The Bremer River was named by the explorer John Oxley in 1824 after Captain James John Gordon Bremer RN whom he had met in Sydney shortly before coming north on the trip to establish the new settlement at Moreton Bay. Bremer, in command of the Tamar, was  on his way to select a site for a trading settlement somewhere along the northern coast of what is now the Northern Territory. The idea was to set up a trading post which would allow British incursions into the rich East Indies trade. The whole scheme was a fiasco, but Bremer believed in it and recommended a site on Melville Island. After Fort Dundas there failed, the British tried again at Fort Wellington. Later he was sent out in charge of yet a third attempt, this time at Port Victoria. It fared no better.
James, later Sir James, came from a family of naval officers and ended up as a Rear Admiral the year before he died at the age of 64. 


Bribie Island

There are not many place names which perpetuate the names of convicts, but Bribie Island is one of them, according to Thomas Welby.  Bribie may have been the man's nickname, although some give his name at Brieby. Some have suggested that he got his name from the way he bought privileges from the authorities. It seems he supplied them with fish.
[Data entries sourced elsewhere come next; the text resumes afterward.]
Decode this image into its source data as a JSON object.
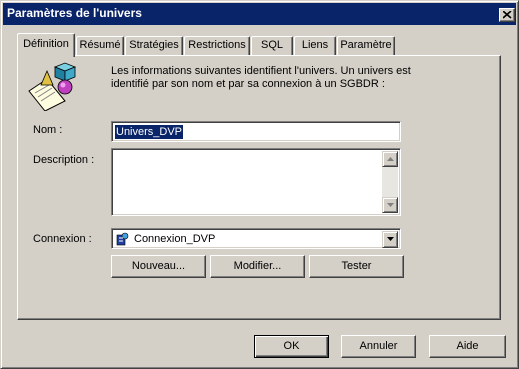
{
  "window": {
    "title": "Paramètres de l'univers"
  },
  "tabs": [
    {
      "label": "Définition",
      "active": true
    },
    {
      "label": "Résumé"
    },
    {
      "label": "Stratégies"
    },
    {
      "label": "Restrictions"
    },
    {
      "label": "SQL"
    },
    {
      "label": "Liens"
    },
    {
      "label": "Paramètre"
    }
  ],
  "definition": {
    "intro": "Les informations suivantes identifient l'univers. Un univers est identifié par son nom et par sa connexion à un SGBDR :",
    "icon": "universe-icon",
    "name_label": "Nom :",
    "name_value": "Univers_DVP",
    "description_label": "Description :",
    "description_value": "",
    "connection_label": "Connexion :",
    "connection_value": "Connexion_DVP",
    "connection_icon": "database-connection-icon",
    "buttons": {
      "new": "Nouveau...",
      "modify": "Modifier...",
      "test": "Tester"
    }
  },
  "footer": {
    "ok": "OK",
    "cancel": "Annuler",
    "help": "Aide"
  }
}
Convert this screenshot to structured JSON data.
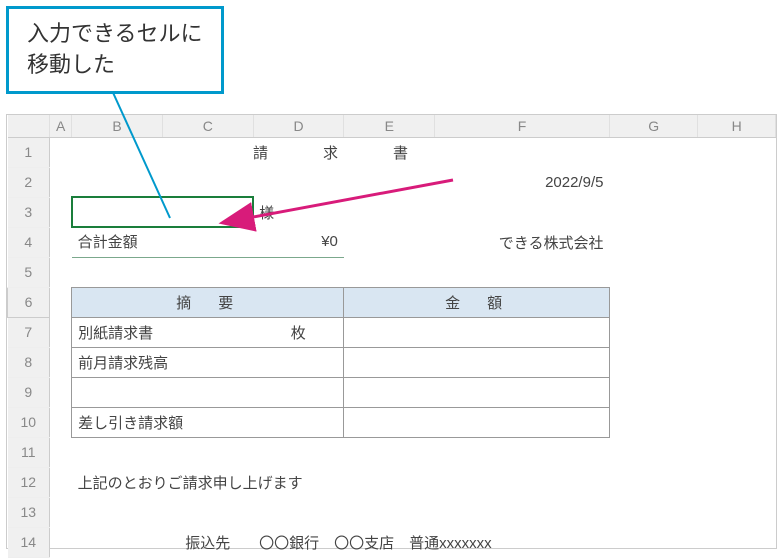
{
  "chart_data": {
    "type": "table",
    "title": "請求書 (Invoice) spreadsheet with annotation callout",
    "callout": "入力できるセルに移動した",
    "columns": [
      "A",
      "B",
      "C",
      "D",
      "E",
      "F",
      "G",
      "H"
    ],
    "rows": [
      {
        "n": 1,
        "content": {
          "title": "請　求　書"
        }
      },
      {
        "n": 2,
        "content": {
          "F": "2022/9/5"
        }
      },
      {
        "n": 3,
        "content": {
          "B:C": "(selected merged cell)",
          "D": "様"
        }
      },
      {
        "n": 4,
        "content": {
          "B": "合計金額",
          "D": "¥0",
          "F": "できる株式会社"
        }
      },
      {
        "n": 5
      },
      {
        "n": 6,
        "content": {
          "B:D": "摘　要",
          "E:F": "金　額"
        }
      },
      {
        "n": 7,
        "content": {
          "B": "別紙請求書",
          "D": "枚"
        }
      },
      {
        "n": 8,
        "content": {
          "B": "前月請求残高"
        }
      },
      {
        "n": 9
      },
      {
        "n": 10,
        "content": {
          "B": "差し引き請求額"
        }
      },
      {
        "n": 11
      },
      {
        "n": 12,
        "content": {
          "B": "上記のとおりご請求申し上げます"
        }
      },
      {
        "n": 13
      },
      {
        "n": 14,
        "content": {
          "C": "振込先",
          "D:F": "〇〇銀行　〇〇支店　普通xxxxxxx"
        }
      }
    ]
  },
  "callout": {
    "text": "入力できるセルに\n移動した"
  },
  "cols": {
    "A": "A",
    "B": "B",
    "C": "C",
    "D": "D",
    "E": "E",
    "F": "F",
    "G": "G",
    "H": "H"
  },
  "rows": {
    "1": "1",
    "2": "2",
    "3": "3",
    "4": "4",
    "5": "5",
    "6": "6",
    "7": "7",
    "8": "8",
    "9": "9",
    "10": "10",
    "11": "11",
    "12": "12",
    "13": "13",
    "14": "14"
  },
  "doc": {
    "title": "請　求　書",
    "date": "2022/9/5",
    "customer_suffix": "様",
    "total_label": "合計金額",
    "total_value": "¥0",
    "company": "できる株式会社",
    "col_header_desc": "摘　要",
    "col_header_amount": "金　額",
    "item1": "別紙請求書",
    "item1_unit": "枚",
    "item2": "前月請求残高",
    "item3": "差し引き請求額",
    "footer_msg": "上記のとおりご請求申し上げます",
    "bank_label": "振込先",
    "bank_info": "〇〇銀行　〇〇支店　普通xxxxxxx"
  }
}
He was a basket-maker and fish-trapper, and these skills seem to have made him a valued member of both white and Aboriginal societies. He took up with an Aboriginal woman, and when his term of sentence was about to expire ran away to live permanently with her and her tribe on the island. Other convicts found sanctuary there as well. When a convict went missing, it was common to hear it said around Brisbane Town that he was, 'Down with Bribie.'  This became' 'Down at Bribie,' and so the island got its name. However Warwick Outram suggests that the name derives from the original Aboriginal name for the island itself, Boorabee.

"Bribie" was not the first white person to live with the natives on this island. Thomas Pamphlett and John Finnegan were found there in 1823 by John Oxley when he came looking for a site for a new convict settlement. They were two of a four-man crew who had sailed out of Sydney Heads to get cedar logs from the Illawarra district, but were blown way off course by a storm. One died at sea, but the three that were left eventually came ashore on Moreton Island. They were befriended by the Aboriginal people. In the following year, Oxley found the other member of their crew, Richard Parsons, also on Bribie Island. 


Bridgeman Downs

Bridgeman Downs was named in 1975 after Henry StJohn Bridgemen who owned a considerable portion of land there, but he never lived there. He worked for the Customs Department and held property around Boondall as well as this property between the suburbs of Albany Creek and Aspley which he bought in 1860 and sold to the Catholic Church in 1877 who eventually subdivided it in 1957.

Bridges

The railway siding near Yandina was named in 1918 after Major-General William T. Bridges, commander of the Australian Imperial Forces, who died of wounds at Gallipoli 1915.   For the previous seven years it had been called Ninderry by  Queensland Railways.

Brigalow                    

The name was suggested by the variety of acacia known as brigalow growing in the area.